Oberseminar (SoSe 2023)

Unravelling the Power of Alternating Automata over Nominal Sets

The notion of alternation was initially introduced by Chandra, Kozen, and Stockmeyer in their seminal paper. Besides alternating Turing machines, their investigation encompasses alternating finite automata, in particular demonstrating their equivalence to classical NFA and DFA models. This talk aims to explore the utilisation of alternation in the context of regular nondeterministic nominal automata (RNNA). The development of RNNA was motivated by the need to recognise Bar Languages, which involve data languages where names can be bound for the remainder of the word. To address this, we introduce a novel automaton called the regular alternating nominal automaton (RANA) and delve into its semantics. We will analyse RANAs and their connection with the linear-time fixpoint logic Bar-μTL, which was introduced in a recent paper by Daniel, Lutz, and Stefan at MFCS 2021. Finally, we will conclude the talk with a brief overview of our ongoing and future research endeavours.
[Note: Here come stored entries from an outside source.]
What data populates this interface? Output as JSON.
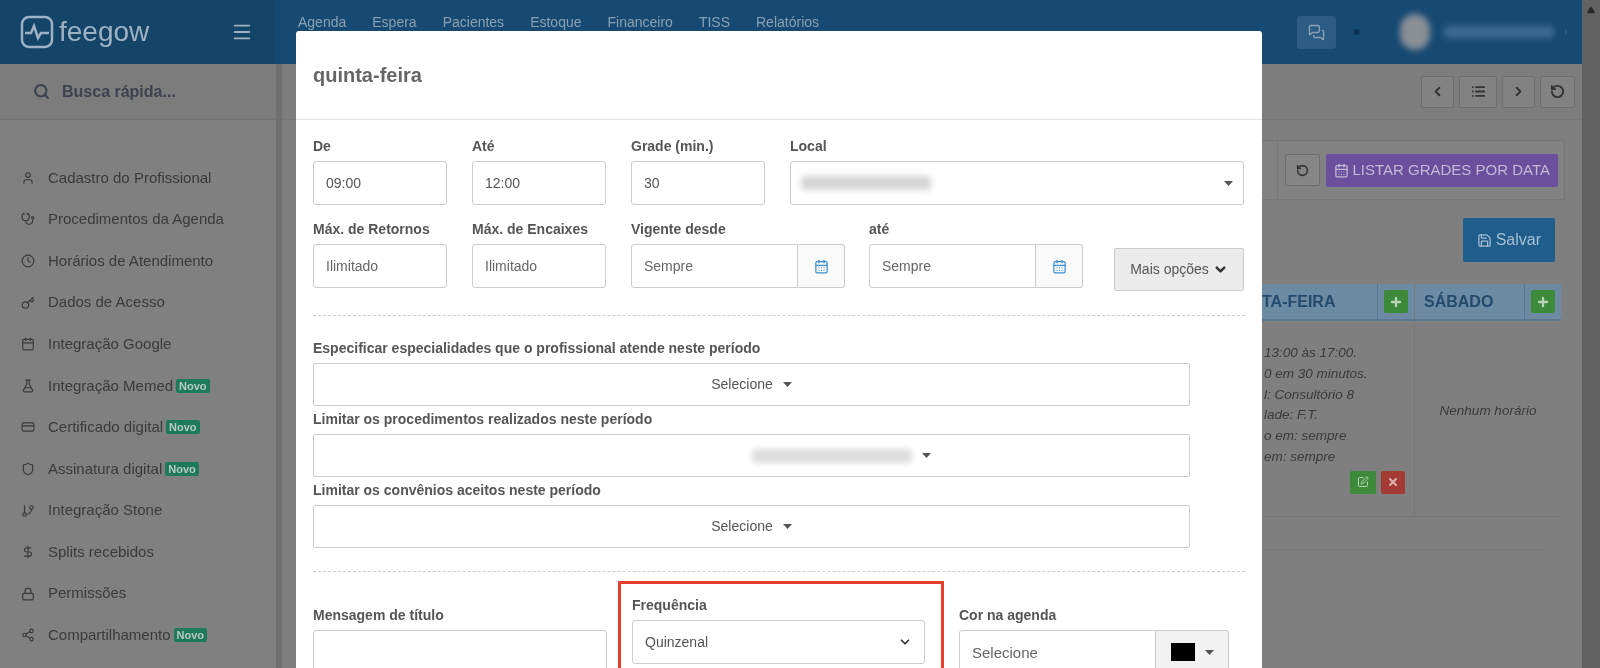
{
  "header": {
    "logo": "feegow",
    "nav": [
      "Agenda",
      "Espera",
      "Pacientes",
      "Estoque",
      "Financeiro",
      "TISS",
      "Relatórios"
    ]
  },
  "sidebar": {
    "search_placeholder": "Busca rápida...",
    "items": [
      {
        "label": "Cadastro do Profissional"
      },
      {
        "label": "Procedimentos da Agenda"
      },
      {
        "label": "Horários de Atendimento"
      },
      {
        "label": "Dados de Acesso"
      },
      {
        "label": "Integração Google"
      },
      {
        "label": "Integração Memed",
        "badge": "Novo"
      },
      {
        "label": "Certificado digital",
        "badge": "Novo"
      },
      {
        "label": "Assinatura digital",
        "badge": "Novo"
      },
      {
        "label": "Integração Stone"
      },
      {
        "label": "Splits recebidos"
      },
      {
        "label": "Permissões"
      },
      {
        "label": "Compartilhamento",
        "badge": "Novo"
      }
    ]
  },
  "schedule": {
    "list_button": "LISTAR GRADES POR DATA",
    "save_button": "Salvar",
    "columns": [
      {
        "day": "TA-FEIRA",
        "lines": [
          "13:00 às 17:00.",
          "0 em 30 minutos.",
          "l: Consultório 8",
          "lade: F.T.",
          "o em: sempre",
          "em: sempre"
        ]
      },
      {
        "day": "SÁBADO",
        "empty": "Nenhum horário"
      }
    ]
  },
  "modal": {
    "title": "quinta-feira",
    "row1": [
      {
        "label": "De",
        "value": "09:00"
      },
      {
        "label": "Até",
        "value": "12:00"
      },
      {
        "label": "Grade (min.)",
        "value": "30"
      }
    ],
    "local_label": "Local",
    "row2": [
      {
        "label": "Máx. de Retornos",
        "placeholder": "Ilimitado"
      },
      {
        "label": "Máx. de Encaixes",
        "placeholder": "Ilimitado"
      }
    ],
    "dates": [
      {
        "label": "Vigente desde",
        "placeholder": "Sempre"
      },
      {
        "label": "até",
        "placeholder": "Sempre"
      }
    ],
    "more_button": "Mais opções",
    "multiselects": [
      {
        "label": "Especificar especialidades que o profissional atende neste período",
        "kind": "select",
        "value": "Selecione"
      },
      {
        "label": "Limitar os procedimentos realizados neste período",
        "kind": "redacted"
      },
      {
        "label": "Limitar os convênios aceitos neste período",
        "kind": "select",
        "value": "Selecione"
      }
    ],
    "title_message": {
      "label": "Mensagem de título"
    },
    "frequency": {
      "label": "Frequência",
      "value": "Quinzenal",
      "highlighted": true
    },
    "agenda_color": {
      "label": "Cor na agenda",
      "placeholder": "Selecione",
      "color": "#000000"
    }
  }
}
More information:

• Bar-μTL Paper

Action Codes

This talk is about a joint paper with Frits Vaandrager (Radboud University, Nijmegen, NL) accepted for publication at ICALP 2023.We provide a new perspective on the problem how high-level state machine models with abstract actions can be related to low-level models in which these actions are refined by sequences of concrete actions. We describe the connection between high-level and low-level actions using action codes, a variation of the prefix codes known from coding theory. For each action code R, we introduce a contraction operator α_R that turns a low-level model M into a high-levelmodel, and a refinement operator ρR that transforms a high-level model N into a low-level model. We establish a Galois connection ρ_R(N) ⊑ M <=> N ⊑ α_R(M), where ⊑ is the well-known simulation preorder. For conformance, we typically want to obtain an overapproximation of model M. To this end, we also introduce a concretization operator γ_R, which behaves like the refinement operator but adds arbitrary behavior at intermediate points, giving us a second Galois connection α_R(M) ⊑ N <=> M ⊑ γ_R(N). Action codes may be used to construct adaptors that translate between concrete and abstract actions during learning and testing of Mealy machines. If Mealy machine M models a black-box system then αR(M) describes the behavior that can be observed by a learner/tester that Znteracts with this system via an adaptor derived from code R. Whenever α_R(M) implements (or conforms to) N, we may conclude that M implements (or conforms to) γ_R(N).Almost all results and examples are formalized in Coq. More information:

• Preprint on Arxiv
• Coq Formalization

Kleene Monads in a Long While

Notions of iteration range from the arguably most general Elgot iteration to a very specific Kleene iteration. The fundamental nature of Elgot iteration has been extensively explored by Bloom and Esik in the form of iteration theories, while Kleene iteration became extremely popular as an integral part of (untyped) formalisms, such as automata theory, regular expressions and Kleene algebra. Here, we establish a formal connection between Elgot iteration and Kleene iteration in the form of Elgot monads and Kleene monads, respectively. We also introduce a novel class of while-monads, which like Kleene monads admit a relatively simple description in purely algebraic terms, and like Elgot monads cover a large diversity of models that meaningfully support while-loops, but may fail to support a Kleene-style iteration operator altogether, or else fail the Kleene algebra laws.